Mark Zuckerberg, CEO da Meta
ANDREW CABALLERO-REYNOLDS / AFP
Um ex-diretor de engenharia da Meta Platforms testemunhou nesta quarta-feira (19) que o CEO, Mark Zuckerberg, foi responsável por criar uma cultura que pode ter levado a empresa a evitar sua responsabilidade de proteger crianças que usam o Facebook e o Instagram contra possíveis danos.
Arturo Bejar, que foi funcionário da empresa entre 2009 e 2015, afirmou que o presidente da Meta participava diretamente de grande parte das decisões. Segundo ele, a estrutura hierárquica da empresa fazia com que mudanças nos produtos só fossem implementadas mediante aprovação do CEO.
“Se Mark prioriza algo, montanhas se movem em poucos meses”, disse Bejar.

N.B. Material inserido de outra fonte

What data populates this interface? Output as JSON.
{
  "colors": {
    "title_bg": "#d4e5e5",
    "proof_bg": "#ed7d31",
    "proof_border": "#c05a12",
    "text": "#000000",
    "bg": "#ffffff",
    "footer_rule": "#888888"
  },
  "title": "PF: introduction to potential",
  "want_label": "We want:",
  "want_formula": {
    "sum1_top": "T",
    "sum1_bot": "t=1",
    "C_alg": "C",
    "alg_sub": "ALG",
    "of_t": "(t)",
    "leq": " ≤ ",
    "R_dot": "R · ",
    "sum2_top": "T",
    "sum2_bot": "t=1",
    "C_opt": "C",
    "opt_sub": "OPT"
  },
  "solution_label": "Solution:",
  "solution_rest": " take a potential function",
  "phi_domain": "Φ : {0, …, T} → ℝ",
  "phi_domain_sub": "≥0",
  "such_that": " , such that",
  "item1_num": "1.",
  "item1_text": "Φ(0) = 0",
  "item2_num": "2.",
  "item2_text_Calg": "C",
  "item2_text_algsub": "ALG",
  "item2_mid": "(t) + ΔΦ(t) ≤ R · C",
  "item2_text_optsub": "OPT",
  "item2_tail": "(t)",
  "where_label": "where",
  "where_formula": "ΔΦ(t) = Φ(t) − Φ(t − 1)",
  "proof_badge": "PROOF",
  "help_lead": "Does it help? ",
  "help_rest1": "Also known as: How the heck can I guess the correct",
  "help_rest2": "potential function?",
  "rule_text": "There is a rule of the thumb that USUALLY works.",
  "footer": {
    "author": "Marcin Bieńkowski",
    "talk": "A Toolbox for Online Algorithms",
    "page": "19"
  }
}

Bejar é a primeira testemunha de um julgamento considerado histórico envolvendo acusações de uma coalizão de estados americanos. Os estados alegam que a Meta projetou suas plataformas para estimular o uso compulsivo entre usuários jovens e coletou ilegalmente dados de crianças menores de 13 anos.
Agora no g1
Califórnia, Colorado, Kentucky e Nova Jersey acusam a Meta de desenvolver o Facebook e o Instagram de forma a incentivar o uso excessivo por jovens, contribuindo para problemas como ansiedade, depressão e até pensamentos suicidas. Os estados também afirmam que a empresa induziu consumidores ao erro sobre a segurança das plataformas.
Esses estados, juntamente com outros 25, também acusam a Meta de violar a legislação federal ao coletar e utilizar indevidamente dados pessoais de crianças em suas plataformas.
A Meta negou as acusações e argumentou que as opiniões de Bejar extrapolam o escopo de suas funções na empresa.
Bejar começou a depor na terça-feira, primeiro dia do julgamento, no tribunal federal de Oakland, na Califórnia.
O julgamento deve durar cerca de seis semanas, e a expectativa é que Zuckerberg também preste depoimento.
Segurança era uma preocupação secundária
Bejar ajudou a conduzir pesquisas sobre a experiência de adolescentes no Instagram como integrante de uma equipe que analisava o impacto da plataforma no bem-estar dos usuários entre 2019 e 2021.
Desde então, ele se tornou um dos principais críticos das políticas de segurança da Meta para crianças. Em 2023, ao depor diante de uma comissão do Senado dos Estados Unidos, afirmou que a empresa tinha conhecimento de casos de assédio e de outros problemas enfrentados por adolescentes em suas plataformas, mas não adotou medidas suficientes para solucioná-los.
No depoimento desta quarta-feira, Bejar afirmou que a empresa utilizava indicadores como nível de engajamento e número de usuários ativos diários para avaliar e recompensar funcionários. Segundo ele, isso fazia com que o crescimento e a rentabilidade recebessem mais atenção do que a segurança dos usuários.
Ele também afirmou que uma ferramenta criada para incentivar pausas no uso dos aplicativos, frequentemente citada pela Meta em sua defesa, teria sido “projetada para falhar”. Segundo Bejar, o recurso não vem ativado por padrão e os lembretes são fáceis de ignorar.
“Tudo depende de como o tempo de desenvolvimento dos produtos é distribuído”, disse ele. “Nesse contexto, a segurança sempre ficou em segundo plano.”
Bejar também afirmou que a Meta tinha tecnologia para identificar usuários suspeitos de terem menos de 13 anos e exigir verificações adicionais de idade. Segundo ele, a empresa optava por não agir de forma ampla diante do problema, adotando uma postura que classificou como de “não pergunte, não conte”, por considerar essa estratégia financeiramente vantajosa no longo prazo.
“Onde estão as crianças de hoje estão também os usuários do futuro”, disse ele.
Especialistas afirmam que este julgamento representa o maior teste judicial já realizado sobre os efeitos das redes sociais entre os jovens.
A Meta enfrenta milhares de processos semelhantes relacionados a supostos danos causados a crianças. Bejar atuou como testemunha em três dos casos que chegaram a julgamento até agora. Um deles, movido pelo estado do Novo México, terminou com a imposição de US$ 942 milhões em indenizações e multas, além de uma ordem judicial determinando mudanças nas plataformas da empresa no estado.